With the Warm Homes Social Housing Fund allocations confirmed, Kensa’s Dr Stuart Gadsden looks back at the progress social housing has made in decarbonising properties, what lessons there are for private housing, and how treating retrofit as ‘infrastructure’ is key for the future.
Social housing is delivering one of the UK’s quiet climate success stories – reducing carbon emissions from homes while cutting energy bills and upgrading some of the country’s most challenging building stock.
As much of the private housing sector continues to debate the ‘how’ and ‘when’ of retrofit, usually settling on individual improvements here and there, social landlords have simply got on with it, embracing coordinated, building-wide approaches to energy efficiency and low-carbon heating. From high-rise flats to dispersed estates, the sector has taken on the complexity of decarbonising at scale and delivered tangible results.
These upgrades are improving energy performance and comfort for residents and helping to address fuel poverty. Today, nearly three-quarters of social housing in England is rated EPC A to C. While the EPC system has its flaws, it remains a useful marker of progress and a clear sign that strategic investment in insulation, heating, and ventilation is paying off.
How did this happen?
This progress hasn’t happened by chance. It’s the result of long-term planning, purpose-driven investment, and targeted government support. Previous funding schemes like the Social Housing Decarbonisation Fund (SHDF) and now the £1.29bn Warm Homes Social Housing Fund (WH:SHF) have helped social landlords prepare, plan, and move beyond piecemeal upgrades to deliver coordinated, whole-building retrofit programmes.
By approaching energy upgrades and heat decarbonisation at scale, providers have delivered long-term performance upgrades, turning ageing housing stock into some of the country’s most efficient and comfortable retrofit homes.
Why social housing is getting it right
Planning and delivering upgrades at scale, whether for entire buildings or estates, reduces disruption, secures economies of scale, and delivers long-term improvements to both homes and assets.
In contrast, private homes are often upgraded one at a time, which limits impact and increases costs. Whole-building or estate-wide programmes deliver more consistent outcomes, improve comfort for more people, and reduce the overall installation cost per property.
Crucially, social housing has shown that treating retrofits like infrastructure, not just repairs, can accelerate heat decarbonisation and help meet net-zero goals without leaving anyone behind.
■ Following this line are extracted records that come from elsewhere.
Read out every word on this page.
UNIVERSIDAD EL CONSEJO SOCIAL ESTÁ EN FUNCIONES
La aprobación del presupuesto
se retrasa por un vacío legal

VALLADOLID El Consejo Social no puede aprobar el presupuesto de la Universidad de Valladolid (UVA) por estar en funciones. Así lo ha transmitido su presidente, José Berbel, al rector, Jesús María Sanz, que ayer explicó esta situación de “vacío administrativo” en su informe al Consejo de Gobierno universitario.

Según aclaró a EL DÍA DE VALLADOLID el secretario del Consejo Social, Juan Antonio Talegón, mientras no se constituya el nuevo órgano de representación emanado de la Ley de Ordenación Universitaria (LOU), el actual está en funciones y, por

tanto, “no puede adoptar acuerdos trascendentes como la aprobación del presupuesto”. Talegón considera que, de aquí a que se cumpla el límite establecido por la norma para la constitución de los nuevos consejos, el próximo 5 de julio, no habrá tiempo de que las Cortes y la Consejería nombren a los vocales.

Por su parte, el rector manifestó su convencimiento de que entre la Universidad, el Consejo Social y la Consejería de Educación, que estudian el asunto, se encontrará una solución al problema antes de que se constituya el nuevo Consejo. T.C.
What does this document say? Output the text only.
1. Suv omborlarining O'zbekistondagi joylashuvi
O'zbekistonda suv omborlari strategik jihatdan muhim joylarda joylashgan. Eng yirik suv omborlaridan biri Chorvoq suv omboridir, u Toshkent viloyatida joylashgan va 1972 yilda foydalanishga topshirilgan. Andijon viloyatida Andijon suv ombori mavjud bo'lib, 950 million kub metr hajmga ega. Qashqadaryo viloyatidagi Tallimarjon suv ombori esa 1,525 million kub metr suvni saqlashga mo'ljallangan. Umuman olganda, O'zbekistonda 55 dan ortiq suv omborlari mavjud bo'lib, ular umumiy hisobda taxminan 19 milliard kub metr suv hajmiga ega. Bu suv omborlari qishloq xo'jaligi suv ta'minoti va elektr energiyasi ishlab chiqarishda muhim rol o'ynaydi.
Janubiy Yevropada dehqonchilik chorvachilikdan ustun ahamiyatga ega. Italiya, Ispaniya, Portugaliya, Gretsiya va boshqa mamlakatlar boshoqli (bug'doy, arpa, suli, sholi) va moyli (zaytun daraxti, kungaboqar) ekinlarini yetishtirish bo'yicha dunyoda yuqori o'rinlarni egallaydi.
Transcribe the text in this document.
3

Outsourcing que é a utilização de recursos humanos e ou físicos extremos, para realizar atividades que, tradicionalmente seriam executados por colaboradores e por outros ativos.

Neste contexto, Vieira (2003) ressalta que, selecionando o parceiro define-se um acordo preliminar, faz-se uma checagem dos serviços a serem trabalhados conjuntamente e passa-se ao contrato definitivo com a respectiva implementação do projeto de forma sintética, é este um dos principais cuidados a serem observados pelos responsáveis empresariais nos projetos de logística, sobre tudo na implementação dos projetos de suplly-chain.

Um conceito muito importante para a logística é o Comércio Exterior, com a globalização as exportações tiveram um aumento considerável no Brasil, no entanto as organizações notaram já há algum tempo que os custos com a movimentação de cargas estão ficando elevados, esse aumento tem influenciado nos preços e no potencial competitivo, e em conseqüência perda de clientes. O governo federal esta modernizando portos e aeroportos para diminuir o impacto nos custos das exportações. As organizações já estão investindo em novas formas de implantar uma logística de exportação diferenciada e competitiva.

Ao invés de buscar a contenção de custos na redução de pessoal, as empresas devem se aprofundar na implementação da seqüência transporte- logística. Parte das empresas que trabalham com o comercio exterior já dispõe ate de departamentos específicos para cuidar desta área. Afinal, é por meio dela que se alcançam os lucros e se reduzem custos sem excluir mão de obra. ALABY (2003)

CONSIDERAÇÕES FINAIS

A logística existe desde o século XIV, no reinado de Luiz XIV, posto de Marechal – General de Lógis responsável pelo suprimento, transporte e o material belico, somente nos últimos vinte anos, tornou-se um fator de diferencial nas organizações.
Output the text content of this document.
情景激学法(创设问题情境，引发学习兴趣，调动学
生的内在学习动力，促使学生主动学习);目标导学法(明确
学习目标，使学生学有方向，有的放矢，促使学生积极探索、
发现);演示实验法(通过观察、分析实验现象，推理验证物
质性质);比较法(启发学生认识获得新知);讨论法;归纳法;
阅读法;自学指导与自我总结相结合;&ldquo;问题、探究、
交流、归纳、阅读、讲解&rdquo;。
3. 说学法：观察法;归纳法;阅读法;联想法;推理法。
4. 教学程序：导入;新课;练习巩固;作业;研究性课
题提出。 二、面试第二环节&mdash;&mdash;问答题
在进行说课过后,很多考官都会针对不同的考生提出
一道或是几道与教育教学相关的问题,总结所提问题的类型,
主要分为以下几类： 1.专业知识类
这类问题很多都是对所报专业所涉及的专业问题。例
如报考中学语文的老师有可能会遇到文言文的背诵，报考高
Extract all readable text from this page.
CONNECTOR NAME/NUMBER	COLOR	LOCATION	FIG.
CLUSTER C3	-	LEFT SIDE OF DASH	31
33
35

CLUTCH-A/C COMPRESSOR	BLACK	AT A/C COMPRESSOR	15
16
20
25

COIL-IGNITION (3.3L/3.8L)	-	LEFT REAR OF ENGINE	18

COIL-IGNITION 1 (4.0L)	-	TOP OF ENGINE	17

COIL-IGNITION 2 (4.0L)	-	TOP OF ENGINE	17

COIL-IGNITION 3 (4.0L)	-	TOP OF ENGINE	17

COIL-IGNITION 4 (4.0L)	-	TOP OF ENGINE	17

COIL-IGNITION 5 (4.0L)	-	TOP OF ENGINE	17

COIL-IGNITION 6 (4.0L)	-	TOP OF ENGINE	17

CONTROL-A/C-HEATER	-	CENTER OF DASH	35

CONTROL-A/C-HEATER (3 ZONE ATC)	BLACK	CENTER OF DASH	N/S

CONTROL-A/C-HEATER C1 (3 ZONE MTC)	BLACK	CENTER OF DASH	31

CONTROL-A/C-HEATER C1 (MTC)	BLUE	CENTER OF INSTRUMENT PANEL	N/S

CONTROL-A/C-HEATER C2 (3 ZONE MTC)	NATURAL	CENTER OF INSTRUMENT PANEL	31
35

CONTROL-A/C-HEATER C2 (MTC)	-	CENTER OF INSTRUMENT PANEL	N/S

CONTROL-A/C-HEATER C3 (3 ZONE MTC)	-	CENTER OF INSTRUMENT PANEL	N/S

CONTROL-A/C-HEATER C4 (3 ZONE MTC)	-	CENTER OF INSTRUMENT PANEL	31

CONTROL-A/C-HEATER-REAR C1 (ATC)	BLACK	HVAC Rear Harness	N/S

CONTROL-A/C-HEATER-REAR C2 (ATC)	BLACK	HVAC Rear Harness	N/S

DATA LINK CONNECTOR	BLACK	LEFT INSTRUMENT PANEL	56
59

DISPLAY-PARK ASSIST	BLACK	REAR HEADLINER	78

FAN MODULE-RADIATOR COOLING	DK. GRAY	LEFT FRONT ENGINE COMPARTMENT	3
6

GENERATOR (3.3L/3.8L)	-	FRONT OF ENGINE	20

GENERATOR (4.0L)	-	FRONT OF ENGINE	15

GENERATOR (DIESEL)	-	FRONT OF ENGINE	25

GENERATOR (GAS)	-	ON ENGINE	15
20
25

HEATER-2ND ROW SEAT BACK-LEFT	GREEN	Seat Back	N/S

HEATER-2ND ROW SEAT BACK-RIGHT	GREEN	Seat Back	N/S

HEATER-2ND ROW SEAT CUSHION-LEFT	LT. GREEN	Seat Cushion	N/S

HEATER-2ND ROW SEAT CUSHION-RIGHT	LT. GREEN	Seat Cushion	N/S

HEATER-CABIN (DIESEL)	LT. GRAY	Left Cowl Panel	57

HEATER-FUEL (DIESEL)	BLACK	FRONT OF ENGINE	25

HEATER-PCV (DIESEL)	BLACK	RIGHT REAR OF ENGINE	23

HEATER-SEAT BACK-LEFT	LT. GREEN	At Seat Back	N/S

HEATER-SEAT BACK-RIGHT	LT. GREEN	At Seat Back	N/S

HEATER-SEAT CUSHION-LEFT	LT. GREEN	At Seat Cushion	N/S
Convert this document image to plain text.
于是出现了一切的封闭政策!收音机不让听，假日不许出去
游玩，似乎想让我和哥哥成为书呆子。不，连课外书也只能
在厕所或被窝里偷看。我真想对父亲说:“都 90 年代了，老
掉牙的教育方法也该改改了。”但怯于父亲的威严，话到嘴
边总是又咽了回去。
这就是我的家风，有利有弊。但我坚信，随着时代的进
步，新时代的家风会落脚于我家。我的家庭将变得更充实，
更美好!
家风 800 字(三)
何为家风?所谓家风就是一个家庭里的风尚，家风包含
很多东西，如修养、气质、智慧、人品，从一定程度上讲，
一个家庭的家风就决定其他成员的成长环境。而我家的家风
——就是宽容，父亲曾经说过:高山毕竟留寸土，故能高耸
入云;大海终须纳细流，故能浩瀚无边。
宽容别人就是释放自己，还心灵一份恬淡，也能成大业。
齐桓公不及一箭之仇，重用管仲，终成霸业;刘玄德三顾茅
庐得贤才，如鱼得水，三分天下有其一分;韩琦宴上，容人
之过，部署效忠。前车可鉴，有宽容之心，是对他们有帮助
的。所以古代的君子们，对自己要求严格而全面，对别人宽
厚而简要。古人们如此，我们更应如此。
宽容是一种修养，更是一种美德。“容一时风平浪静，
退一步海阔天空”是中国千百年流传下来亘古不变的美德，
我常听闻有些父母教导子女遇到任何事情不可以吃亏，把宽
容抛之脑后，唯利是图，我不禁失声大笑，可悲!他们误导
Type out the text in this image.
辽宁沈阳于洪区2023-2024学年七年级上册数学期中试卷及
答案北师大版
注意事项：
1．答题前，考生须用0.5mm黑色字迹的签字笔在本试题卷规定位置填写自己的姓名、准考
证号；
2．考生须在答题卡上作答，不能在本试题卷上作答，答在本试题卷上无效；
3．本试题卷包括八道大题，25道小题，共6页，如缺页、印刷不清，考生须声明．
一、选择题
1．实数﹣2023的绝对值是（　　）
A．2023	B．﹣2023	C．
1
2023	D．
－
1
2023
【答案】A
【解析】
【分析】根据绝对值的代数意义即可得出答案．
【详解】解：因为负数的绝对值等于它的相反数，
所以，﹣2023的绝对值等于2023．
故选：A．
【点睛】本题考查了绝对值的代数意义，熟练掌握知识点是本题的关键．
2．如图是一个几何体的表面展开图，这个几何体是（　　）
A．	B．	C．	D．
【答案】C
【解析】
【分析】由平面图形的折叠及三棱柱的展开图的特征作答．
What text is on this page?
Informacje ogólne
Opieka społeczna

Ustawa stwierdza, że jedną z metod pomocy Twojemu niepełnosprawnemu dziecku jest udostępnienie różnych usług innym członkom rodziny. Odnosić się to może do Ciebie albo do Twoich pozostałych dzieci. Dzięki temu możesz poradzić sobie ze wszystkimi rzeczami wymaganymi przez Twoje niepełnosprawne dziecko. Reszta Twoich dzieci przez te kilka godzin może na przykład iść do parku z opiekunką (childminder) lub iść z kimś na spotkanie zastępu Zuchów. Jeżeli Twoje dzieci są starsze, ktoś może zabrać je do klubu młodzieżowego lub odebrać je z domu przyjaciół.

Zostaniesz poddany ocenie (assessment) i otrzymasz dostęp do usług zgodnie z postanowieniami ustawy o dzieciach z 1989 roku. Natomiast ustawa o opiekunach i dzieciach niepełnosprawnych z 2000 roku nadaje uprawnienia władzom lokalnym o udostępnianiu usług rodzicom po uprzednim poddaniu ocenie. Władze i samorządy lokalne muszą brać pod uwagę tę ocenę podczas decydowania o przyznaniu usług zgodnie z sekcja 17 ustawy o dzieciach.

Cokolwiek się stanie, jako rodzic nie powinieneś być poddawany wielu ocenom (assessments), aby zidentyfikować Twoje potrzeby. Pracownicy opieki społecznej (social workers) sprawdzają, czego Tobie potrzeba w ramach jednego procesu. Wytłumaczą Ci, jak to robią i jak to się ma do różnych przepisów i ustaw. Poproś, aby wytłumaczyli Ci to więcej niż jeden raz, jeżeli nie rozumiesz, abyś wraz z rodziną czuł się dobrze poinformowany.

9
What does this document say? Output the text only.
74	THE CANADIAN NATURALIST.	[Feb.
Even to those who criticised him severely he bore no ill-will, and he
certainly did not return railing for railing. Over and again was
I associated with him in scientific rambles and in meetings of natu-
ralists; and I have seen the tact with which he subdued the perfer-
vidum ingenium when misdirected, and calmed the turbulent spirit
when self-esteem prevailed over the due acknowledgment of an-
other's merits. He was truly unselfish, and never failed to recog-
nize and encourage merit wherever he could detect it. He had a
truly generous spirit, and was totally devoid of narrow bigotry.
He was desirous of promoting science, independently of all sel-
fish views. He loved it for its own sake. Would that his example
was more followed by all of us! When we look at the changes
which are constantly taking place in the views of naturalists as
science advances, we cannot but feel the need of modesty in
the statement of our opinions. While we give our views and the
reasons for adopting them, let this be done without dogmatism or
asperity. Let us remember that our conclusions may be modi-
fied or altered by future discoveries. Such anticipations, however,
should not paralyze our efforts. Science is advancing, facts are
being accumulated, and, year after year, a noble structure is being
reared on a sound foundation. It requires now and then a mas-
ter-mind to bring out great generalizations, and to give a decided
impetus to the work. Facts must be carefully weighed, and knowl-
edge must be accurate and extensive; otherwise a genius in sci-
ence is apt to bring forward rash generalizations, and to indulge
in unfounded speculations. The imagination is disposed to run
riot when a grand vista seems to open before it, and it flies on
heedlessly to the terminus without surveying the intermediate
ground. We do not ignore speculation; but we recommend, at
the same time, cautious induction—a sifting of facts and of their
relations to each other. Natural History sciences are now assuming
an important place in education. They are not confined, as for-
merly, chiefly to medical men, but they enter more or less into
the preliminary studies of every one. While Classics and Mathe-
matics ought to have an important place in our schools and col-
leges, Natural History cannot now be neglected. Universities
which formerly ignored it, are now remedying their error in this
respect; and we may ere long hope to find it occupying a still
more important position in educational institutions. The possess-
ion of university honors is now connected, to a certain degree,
Real-world retrofit: lessons from the front line
Kensa has supported housing providers across the UK to deliver impactful heating upgrades using the networked ground source heat pump system. Designed to serve entire blocks of flats or entire estates efficiently, the system is now heating and lowering energy costs for thousands of social homes, including around 30 UK tower blocks.
Two recent projects show the difference integrating this kind of system into a whole-building retrofit can make:
At the Sutton Dwellings Estate in Chelsea, central London, Clarion Housing retrofitted 81 Edwardian-era flats across four blocks, placing networked ground source heat pumps at its heart. The challenge was to modernise a heritage site in a dense, urban setting. By designing the retrofit as a complete system, with heating and fabric working together, the project delivered modern, low-carbon homes that preserved the building’s historic character and improved energy performance.
In Thurrock, Essex, three 1960s tower blocks, containing 273 flats in total, had outdated night storage heaters replaced with networked heat pumps alongside insulation improvements. Many residents had faced eye-watering heating bills, but post-upgrade, these costs fell by as much as 66%. The retrofit resolved long-standing inefficiencies and provided a long-term, affordable heating solution that benefitted every resident.
These aren’t isolated improvements, they’re examples of what’s possible when heating and building upgrades are treated as a system, not as standalone fixes, and it’s something that the sector has been so good at doing.
The opportunity and the risk
There’s still a long way to go. Despite the sector’s commendable progress, thousands of homes still need upgrades. Funding and policy certainty will be essential to maintain momentum.
The WH:SHF will help transform many more social homes, including high-rise and other “complex to decarbonise” properties. But with no further funding rounds expected before 2028, many housing providers face uncertainty just when long-term planning is needed most.
For councils and housing associations with net zero plans and EPC targets, clarity on what comes next is critical, not just to hit targets but also to deliver long-term savings and ensure residents continue to benefit from warm,
efficient homes.
Scaling up across the UK
Social housing has shown how to decarbonise homes effectively, affordably, and at scale. If a similar whole-building, or even street-by-street, approach was applied to private housing, it would enable large-scale delivery of energy efficiency upgrades and clean heat initiatives, increase UK heat pump installations and deliver energy savings for millions of people.
Retrofit is central to the UK’s net zero strategy, and the lessons from social housing provide a practical roadmap for others to follow. To meet climate targets, cut energy bills, and improve building performance, there needs to be a shift from individual measures to long-term, building-wide solutions. Social housing is showing how it’s done, and now the rest of the housing sector needs to follow.